Local partnerships are needed to deliver widespread home energy retrofit across the UK, says consumer group Which? The organisation argues that successive governments have failed to make homes more energy efficient and says a series of actions are needed
Its new report, A local approach to energy efficiency highlights actions for the next government including:
- A switch to a long-term local approach: partly funded by a long-term levy on energy suppliers and paid into a central pot. Funds would be allocated by a central administrator to local authorities for them to lead the roll-out of energy saving measures from 2017. This could include partnerships, for example between councils and GPs or social landlords, to use local knowledge to maximise consumer take up.
- An overhaul of the Green Deal: With 399 plans taken out on average each month since it launched – around 9,600 in total – Which? is arguing for fundamental improvements and an immediate evaluation of the scheme.
- A decade-long cross-government plan: Which? wants to see clear insulation targets and delivery plans extending over the next decade. Taking action on energy efficiency needs a joined up approach across government including Department of Energy & Climate Change (DECC), Department for Communities and Local Government (DCLG), the Treasury, Department of Health, Department for Business, Innovation & Skills (BIS) and devolved administrations.
- Better cost control and value for money: Which? wants to see greater scrutiny and oversight of the money spent from consumers’ bills on energy efficiency. It wants to change the supplier obligation to a fixed levy on bills, overseen by government, which it says would give more transparency and certainty about the costs consumers pay for green measures.
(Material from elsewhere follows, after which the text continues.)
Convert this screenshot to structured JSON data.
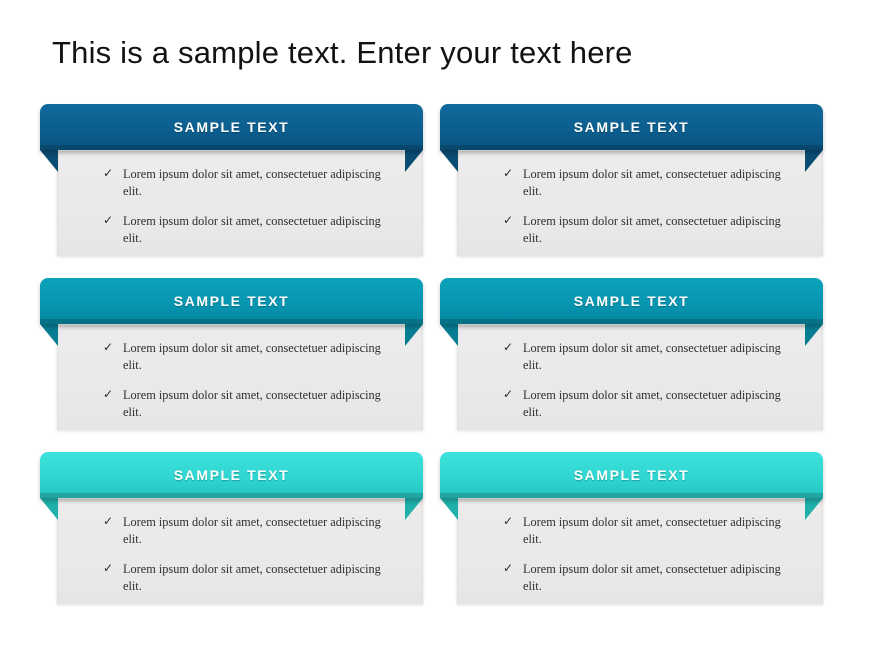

Which? executive director, Richard Lloyd said: “With millions of homes still not insulated, energy efficiency is a collective failure of successive governments. The next government must grab this issue by the scruff of the neck and commit to an aggressive energy efficiency strategy as soon as it takes power.”
Richard Twinn, policy and public affairs officer at the UK Green Building Council, said: “Which? is right to suggest we need a local approach to improve home energy efficiency, as the Green Deal Communities programme – with its street-by-street vision – has been one of the few bright spots in an otherwise gloomy outlook for the coalition’s flagship scheme. Fundamental changes to current policies such as such as a reduced interest rate for the Green Deal and refocusing ECO [the Energy Company Obligation] on tackling fuel poverty would also give a much needed boost to home retrofit.
“The real game changer however would be for government to back energy efficiency with infrastructure funds to create a programme that would not only transform the UK’s cold and draughty homes, but create jobs and make additional money for Treasury.”